US Coins

Market Analysis: Rare gold dollar from Dahlonega

The 1861-D Indian Head gold dollar was produced under the authority of the Confederacy and perhaps 75 survive. This one in PCGS Extremely Fine 45 sold for $60,000 and has a strike-through error on the reverse.

Images courtesy of Heritage Auctions.

One of the lesser-known examples ranked by Jeff Garrett and Ron Guth in their book The 100 Greatest U.S. Coins is the 1861-D Indian Head gold dollar.

Struck at the Dahlonega Mint in Georgia, it was produced by the Confederacy in an unknown mintage of approximately 500 to 1,000 as estimated by Doug Winter in his 2013 reference on that Mint’s coinage. Of these, optimistic estimates suggest that 75 are known in all grades, and this one features light red patina on both sides and some striking weakness.

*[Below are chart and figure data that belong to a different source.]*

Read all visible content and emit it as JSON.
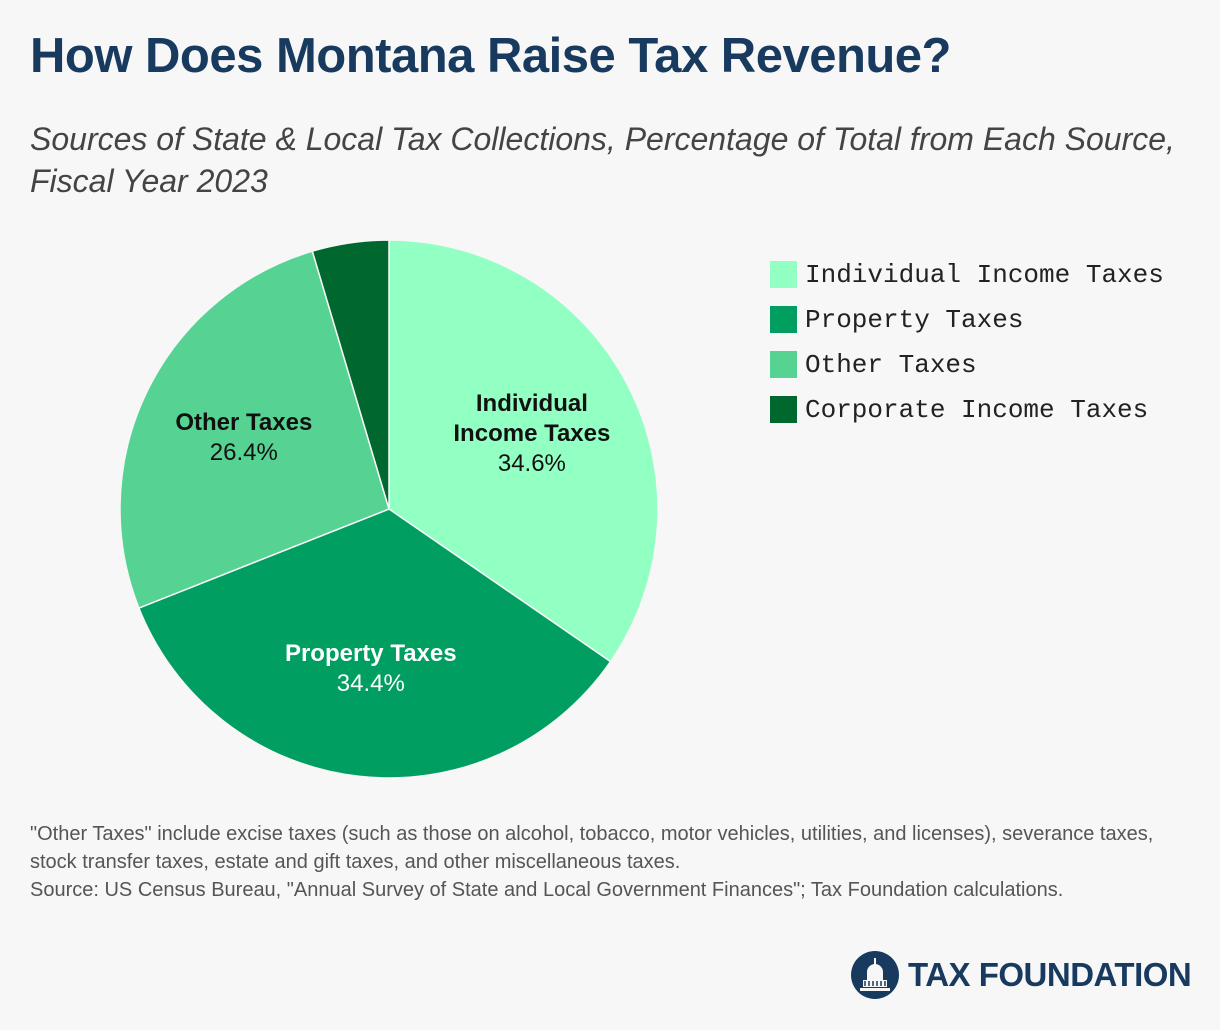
{
  "chart_data": {
    "type": "pie",
    "title": "How Does Montana Raise Tax Revenue?",
    "subtitle": "Sources of State & Local Tax Collections, Percentage of Total from Each Source, Fiscal Year 2023",
    "categories": [
      "Individual Income Taxes",
      "Property Taxes",
      "Other Taxes",
      "Corporate Income Taxes"
    ],
    "values": [
      34.6,
      34.4,
      26.4,
      4.6
    ],
    "value_labels": [
      "34.6%",
      "34.4%",
      "26.4%",
      null
    ],
    "colors": [
      "#92ffc3",
      "#009e60",
      "#56d293",
      "#00682f"
    ],
    "legend": true,
    "notes": [
      "\"Other Taxes\" include excise taxes (such as those on alcohol, tobacco, motor vehicles, utilities, and licenses), severance taxes, stock transfer taxes, estate and gift taxes, and other miscellaneous taxes.",
      "Source: US Census Bureau, \"Annual Survey of State and Local Government Finances\"; Tax Foundation calculations."
    ],
    "logo": "TAX FOUNDATION"
  }
}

A straight “strike through” error is noted on the reverse as a diagonal line, the result of some object between the dies and the planchet during striking, and this is consistent with the uneven quality of the issue. Winter wrote, “The quality of the planchets used to strike these coins was not very high and this makes it easy to see why many have splits, cracks or other defects.”

The example in Heritage’s January Florida United Numismatists auction of the Schwenk Family 100 Greatest Coins Collection was graded Extremely Fine 45 by Professional Coin Grading Service and housed in an old “rattler” holder. It realized $60,000.